Turkey has carried out cross-border operations against PKK bases in Iraq since the 1980s. At the same time, it has developed closer bonds and greater economic leverage over the Kurdistan Democratic Party (KDP), which now dominates the Kurdistan regional government, and has built up a permanent and growing military presence in the region.

The KDP and the rival Patriotic Union of Kurdistan (PUK) have proved themselves ruthless in the pursuit of power. Soon after the region gained de facto autonomy in 1991, their rivalry led to bitter civil war, and both were accused of endemic corruption and suppressing dissent. Over the years, both have joined Turkey in attacking PKK bases, but the KDP has proved a much more willing partner.

In the early 1980s, when members of the KDP also saw themselves as freedom fighters, they welcomed the PKK guerrillas who had come to Iraq to find a safe haven. But it wasn’t long before the KDP began to resent the PKK’s radicalism and its control of the mountains. At the same time as Turkey was carrying out extrajudicial killings and destroying thousands of villages in north Kurdistan/south-east Turkey, the KDP was helping the Turkish army to attack the PKK in Iraq.

The situation may seem intractable, but there is a simple solution

After 2012, far from welcoming the emergence of Kurdish autonomy in neighbouring northern Syria, the KDP shared Turkey’s horror at the region’s adoption of Kurdistan Workers' Party founder Abdullah Öcalan’s philosophy, and enforced an embargo on the region.

Then, in 2014, as ISIS swept through Iraq, the PKK came down from the mountains and helped push them back from the gates of Erbil – and the KDP’s leader, Masoud Barzani, came personally to thank them. But this has been quickly erased from memory.

When Turkey persuades the KDP to act against the PKK, it puts the PKK in a doubly difficult position. Not only does the group then have another enemy, but any move it makes against the KDP Peshmerga military forces will be used as propaganda by Turkey.

The KDP doesn’t want to be seen fighting other Kurds either, but its forces can be used to cut off PKK supply lines to make it easier for the Turkish military and their mercenaries to go in for the kill.

The current invasion is both a continuation of earlier battles and something more dangerous. This is not simply due to Turkish drones that make it harder for guerrilla forces to move undetected. The political situation is different, too.

Turkey’s President Erdoğan is a man of huge personal ambition, and the main obstacle to his ambition is the Kurds. The pro-Kurdish Peoples’ Democratic Party (HDP) provides the only consistent political opposition within Turkey. The neighbouring lands Erdoğan covets have large Kurdish populations that have gained increasing autonomy. Erdoğan attempted to win support by promoting peace with the Kurds, but votes went, instead, to the HDP, depriving him of his overall majority.
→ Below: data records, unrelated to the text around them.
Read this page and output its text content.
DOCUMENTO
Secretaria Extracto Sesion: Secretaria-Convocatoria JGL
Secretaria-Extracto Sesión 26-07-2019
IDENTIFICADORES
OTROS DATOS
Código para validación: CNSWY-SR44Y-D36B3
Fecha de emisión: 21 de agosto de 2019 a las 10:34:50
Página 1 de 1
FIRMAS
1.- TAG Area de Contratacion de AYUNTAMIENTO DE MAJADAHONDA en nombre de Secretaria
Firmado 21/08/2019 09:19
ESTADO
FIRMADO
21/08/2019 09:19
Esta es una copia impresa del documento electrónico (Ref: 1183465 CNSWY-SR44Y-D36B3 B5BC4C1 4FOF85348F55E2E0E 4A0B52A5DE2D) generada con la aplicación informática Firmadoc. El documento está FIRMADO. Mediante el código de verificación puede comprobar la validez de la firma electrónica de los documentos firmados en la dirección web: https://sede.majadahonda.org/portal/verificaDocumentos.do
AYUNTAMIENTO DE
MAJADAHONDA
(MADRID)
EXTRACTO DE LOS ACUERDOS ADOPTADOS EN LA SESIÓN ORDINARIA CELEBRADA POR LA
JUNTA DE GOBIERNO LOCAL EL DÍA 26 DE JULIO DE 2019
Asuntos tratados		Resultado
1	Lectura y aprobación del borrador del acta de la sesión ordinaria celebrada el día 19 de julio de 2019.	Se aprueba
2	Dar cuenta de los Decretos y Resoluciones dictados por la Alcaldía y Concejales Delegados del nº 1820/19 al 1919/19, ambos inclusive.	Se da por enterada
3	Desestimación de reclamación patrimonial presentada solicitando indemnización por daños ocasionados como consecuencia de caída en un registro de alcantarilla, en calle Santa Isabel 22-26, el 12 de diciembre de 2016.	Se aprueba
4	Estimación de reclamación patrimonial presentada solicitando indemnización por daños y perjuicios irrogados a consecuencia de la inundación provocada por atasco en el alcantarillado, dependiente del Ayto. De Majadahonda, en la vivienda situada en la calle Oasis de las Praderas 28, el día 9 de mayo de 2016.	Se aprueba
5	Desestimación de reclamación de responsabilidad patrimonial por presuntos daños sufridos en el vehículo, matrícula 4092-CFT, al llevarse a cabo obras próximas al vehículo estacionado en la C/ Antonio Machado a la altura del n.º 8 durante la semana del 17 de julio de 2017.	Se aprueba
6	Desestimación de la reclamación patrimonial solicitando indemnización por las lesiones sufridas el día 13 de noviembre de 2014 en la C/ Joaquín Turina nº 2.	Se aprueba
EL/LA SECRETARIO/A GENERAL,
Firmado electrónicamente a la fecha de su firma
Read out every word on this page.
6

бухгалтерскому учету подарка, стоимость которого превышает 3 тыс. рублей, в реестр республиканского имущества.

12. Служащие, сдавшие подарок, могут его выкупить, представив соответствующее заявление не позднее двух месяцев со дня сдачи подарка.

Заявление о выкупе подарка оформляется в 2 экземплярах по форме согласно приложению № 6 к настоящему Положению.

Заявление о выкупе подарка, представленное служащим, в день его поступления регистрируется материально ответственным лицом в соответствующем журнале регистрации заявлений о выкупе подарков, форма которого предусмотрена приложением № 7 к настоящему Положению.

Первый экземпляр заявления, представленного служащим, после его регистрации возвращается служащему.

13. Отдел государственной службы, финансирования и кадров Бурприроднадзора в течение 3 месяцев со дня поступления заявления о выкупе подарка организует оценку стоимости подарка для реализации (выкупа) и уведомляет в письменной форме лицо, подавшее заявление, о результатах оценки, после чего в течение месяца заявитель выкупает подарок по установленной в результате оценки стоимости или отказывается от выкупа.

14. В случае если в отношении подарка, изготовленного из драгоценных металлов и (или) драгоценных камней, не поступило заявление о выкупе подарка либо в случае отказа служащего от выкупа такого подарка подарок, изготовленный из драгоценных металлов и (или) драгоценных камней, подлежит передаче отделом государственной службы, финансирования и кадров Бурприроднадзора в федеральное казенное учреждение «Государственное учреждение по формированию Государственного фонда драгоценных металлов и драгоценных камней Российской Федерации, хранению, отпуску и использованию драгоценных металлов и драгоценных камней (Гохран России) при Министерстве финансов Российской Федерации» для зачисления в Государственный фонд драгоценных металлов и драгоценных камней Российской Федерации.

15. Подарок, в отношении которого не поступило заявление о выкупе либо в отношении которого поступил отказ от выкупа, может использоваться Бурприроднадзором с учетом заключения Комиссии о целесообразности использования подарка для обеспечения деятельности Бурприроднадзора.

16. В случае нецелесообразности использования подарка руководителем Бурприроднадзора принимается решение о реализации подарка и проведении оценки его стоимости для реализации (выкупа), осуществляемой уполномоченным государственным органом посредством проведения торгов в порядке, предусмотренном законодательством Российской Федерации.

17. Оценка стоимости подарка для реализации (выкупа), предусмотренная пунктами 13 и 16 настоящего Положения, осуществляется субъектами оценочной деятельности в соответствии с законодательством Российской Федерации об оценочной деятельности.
In 2015, he turned his back on peace negotiations, instead looking to build support through an increasingly authoritarian nationalist agenda. As his popularity collapsed along with the economy in 2015, he attempted to counter this through ethno-religious populism, a crackdown on all opposition within Turkey, and an increasingly aggressive foreign policy. Erdoğan’s foreign wars act as an immediate distraction from troubles at home, and they feed his neo-Ottoman dreams.

The situation may seem intractable, but there is a simple solution. If the same energy could be put into pushing for a revival of peace negotiations between Turkey and the PKK as was put into the fight against ISIS, the future could look very different: much more in line with what international leaders claim to believe in, if not so bright for the arms industry. The PKK has long been ready for such negotiations. Peace delegations need to be welcomed, not shut down.